Let $x$ and $y$ be variables in $\mathbb{R}^{+}$, and assume I have a system of inequalities, e.g.:
$$ \begin{align} x \geq 1 \tag{1}\\ x \leq 5 \tag{2}\\ y \geq 1 \tag{3}\\ \log x + \log y \leq \log 6 \tag{4}\\ \end{align} $$
where some of the inequalities (here: 4) are nonlinear but convex and monotone, such as the sum of log variables above. I have plotted this example below. This would be a pretty straightforward problem if I only had the linear inequalities (1) to (3). In this instance, I could for example use the simplex algorithm.

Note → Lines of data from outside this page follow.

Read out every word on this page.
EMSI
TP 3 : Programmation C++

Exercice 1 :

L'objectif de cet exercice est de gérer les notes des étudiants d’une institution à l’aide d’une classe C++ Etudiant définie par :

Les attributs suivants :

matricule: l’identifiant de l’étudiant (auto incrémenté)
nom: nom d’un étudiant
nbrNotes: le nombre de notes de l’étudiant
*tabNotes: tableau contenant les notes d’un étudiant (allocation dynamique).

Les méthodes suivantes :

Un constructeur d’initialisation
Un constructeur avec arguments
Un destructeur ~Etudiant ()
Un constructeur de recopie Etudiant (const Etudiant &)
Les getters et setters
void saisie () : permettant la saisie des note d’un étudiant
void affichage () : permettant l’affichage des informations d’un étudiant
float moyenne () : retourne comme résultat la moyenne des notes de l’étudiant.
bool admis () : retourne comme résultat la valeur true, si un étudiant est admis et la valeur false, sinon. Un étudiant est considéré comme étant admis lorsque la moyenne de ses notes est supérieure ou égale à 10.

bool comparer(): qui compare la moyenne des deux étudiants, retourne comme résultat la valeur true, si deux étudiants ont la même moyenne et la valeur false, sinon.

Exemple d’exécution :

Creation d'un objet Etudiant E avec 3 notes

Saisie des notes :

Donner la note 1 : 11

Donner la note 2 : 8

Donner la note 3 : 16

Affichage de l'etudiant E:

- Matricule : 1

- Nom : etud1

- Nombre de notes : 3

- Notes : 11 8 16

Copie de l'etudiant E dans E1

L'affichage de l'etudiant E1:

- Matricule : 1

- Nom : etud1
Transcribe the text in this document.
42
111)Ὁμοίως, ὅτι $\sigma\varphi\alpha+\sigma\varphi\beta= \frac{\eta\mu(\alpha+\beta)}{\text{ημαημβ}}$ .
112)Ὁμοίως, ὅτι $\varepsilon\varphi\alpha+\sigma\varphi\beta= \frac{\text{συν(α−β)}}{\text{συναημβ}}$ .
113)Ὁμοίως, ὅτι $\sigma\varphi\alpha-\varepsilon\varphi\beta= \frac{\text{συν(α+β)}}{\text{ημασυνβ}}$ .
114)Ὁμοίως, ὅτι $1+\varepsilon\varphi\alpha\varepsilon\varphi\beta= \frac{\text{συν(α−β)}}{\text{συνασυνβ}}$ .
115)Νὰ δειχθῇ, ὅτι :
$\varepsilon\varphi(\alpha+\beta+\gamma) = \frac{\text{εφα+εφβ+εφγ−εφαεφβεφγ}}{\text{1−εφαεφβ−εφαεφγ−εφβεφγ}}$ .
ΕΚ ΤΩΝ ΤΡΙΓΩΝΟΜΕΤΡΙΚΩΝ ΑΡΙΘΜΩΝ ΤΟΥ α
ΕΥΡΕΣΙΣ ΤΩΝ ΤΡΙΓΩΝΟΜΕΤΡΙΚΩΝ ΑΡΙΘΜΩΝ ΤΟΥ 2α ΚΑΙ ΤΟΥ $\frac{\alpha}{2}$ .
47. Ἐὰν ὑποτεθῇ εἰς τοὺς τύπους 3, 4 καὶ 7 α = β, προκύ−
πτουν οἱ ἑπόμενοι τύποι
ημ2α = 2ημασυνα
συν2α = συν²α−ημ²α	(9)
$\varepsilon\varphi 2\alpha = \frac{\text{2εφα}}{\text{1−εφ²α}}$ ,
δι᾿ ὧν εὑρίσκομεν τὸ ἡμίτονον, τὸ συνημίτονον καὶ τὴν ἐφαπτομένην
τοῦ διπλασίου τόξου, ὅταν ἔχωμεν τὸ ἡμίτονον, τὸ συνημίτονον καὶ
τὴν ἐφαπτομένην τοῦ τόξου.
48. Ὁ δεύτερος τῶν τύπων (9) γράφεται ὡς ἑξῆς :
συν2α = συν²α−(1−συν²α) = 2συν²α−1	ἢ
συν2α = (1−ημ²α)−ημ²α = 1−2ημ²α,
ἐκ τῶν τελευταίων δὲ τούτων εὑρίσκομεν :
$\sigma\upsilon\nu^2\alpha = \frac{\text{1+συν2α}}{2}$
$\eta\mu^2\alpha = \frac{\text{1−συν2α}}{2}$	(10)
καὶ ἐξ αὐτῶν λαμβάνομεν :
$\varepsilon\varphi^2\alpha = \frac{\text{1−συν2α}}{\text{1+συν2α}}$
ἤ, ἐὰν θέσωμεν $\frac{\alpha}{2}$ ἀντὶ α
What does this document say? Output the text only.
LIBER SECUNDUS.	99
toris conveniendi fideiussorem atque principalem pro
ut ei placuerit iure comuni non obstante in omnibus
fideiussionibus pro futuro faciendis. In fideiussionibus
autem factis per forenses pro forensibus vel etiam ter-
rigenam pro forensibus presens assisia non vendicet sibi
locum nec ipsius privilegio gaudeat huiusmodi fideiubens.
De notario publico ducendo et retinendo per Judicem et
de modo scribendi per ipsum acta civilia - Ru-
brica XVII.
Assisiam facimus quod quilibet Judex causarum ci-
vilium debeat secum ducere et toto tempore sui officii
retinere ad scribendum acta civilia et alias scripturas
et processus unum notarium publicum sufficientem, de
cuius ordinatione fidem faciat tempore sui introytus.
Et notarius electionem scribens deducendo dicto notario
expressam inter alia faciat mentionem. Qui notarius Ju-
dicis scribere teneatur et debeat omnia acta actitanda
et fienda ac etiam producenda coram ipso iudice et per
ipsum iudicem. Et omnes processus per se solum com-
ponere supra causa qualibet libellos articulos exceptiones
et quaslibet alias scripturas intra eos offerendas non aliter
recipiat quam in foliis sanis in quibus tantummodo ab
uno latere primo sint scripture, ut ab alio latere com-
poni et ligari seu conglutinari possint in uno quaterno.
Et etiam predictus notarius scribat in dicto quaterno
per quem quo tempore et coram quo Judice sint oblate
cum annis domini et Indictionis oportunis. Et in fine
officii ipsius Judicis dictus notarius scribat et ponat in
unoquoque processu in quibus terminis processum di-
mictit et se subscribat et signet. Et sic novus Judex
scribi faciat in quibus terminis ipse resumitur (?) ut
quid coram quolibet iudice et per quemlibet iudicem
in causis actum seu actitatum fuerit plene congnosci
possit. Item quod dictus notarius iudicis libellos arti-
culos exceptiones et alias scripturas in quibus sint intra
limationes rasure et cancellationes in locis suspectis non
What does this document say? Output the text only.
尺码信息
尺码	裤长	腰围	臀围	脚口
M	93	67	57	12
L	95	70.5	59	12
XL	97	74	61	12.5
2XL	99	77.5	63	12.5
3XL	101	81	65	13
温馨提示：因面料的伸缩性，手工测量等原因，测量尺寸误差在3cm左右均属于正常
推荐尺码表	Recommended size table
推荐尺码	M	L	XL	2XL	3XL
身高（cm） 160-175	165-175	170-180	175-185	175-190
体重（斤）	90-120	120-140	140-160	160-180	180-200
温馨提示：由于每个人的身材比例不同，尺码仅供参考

However, the presence of the nonlinear inequality (4) complicates matters.
My question: I am interested in a method or an algorithm that finds the vertices of the feasible region. Is this possible? If it is possible, can you recommend a method or some keywords for further study? If it is not possible, why?
(Mind that I am not interested in solving an optimization problem on the polytope - I only want the vertices of the feasible region.)
You already have two vertices: (1,1) and (5,1). You can find the other two by plugging in x=1 and x=5 into (4).
Let’s try x=1. $\log(1)=0$ so (4) becomes $\log(y) \leq \log(6)$, which is true iff $y\leq 6$. So the vertex is (1,6). Do the same with x=5 and you’ve found the four vertices.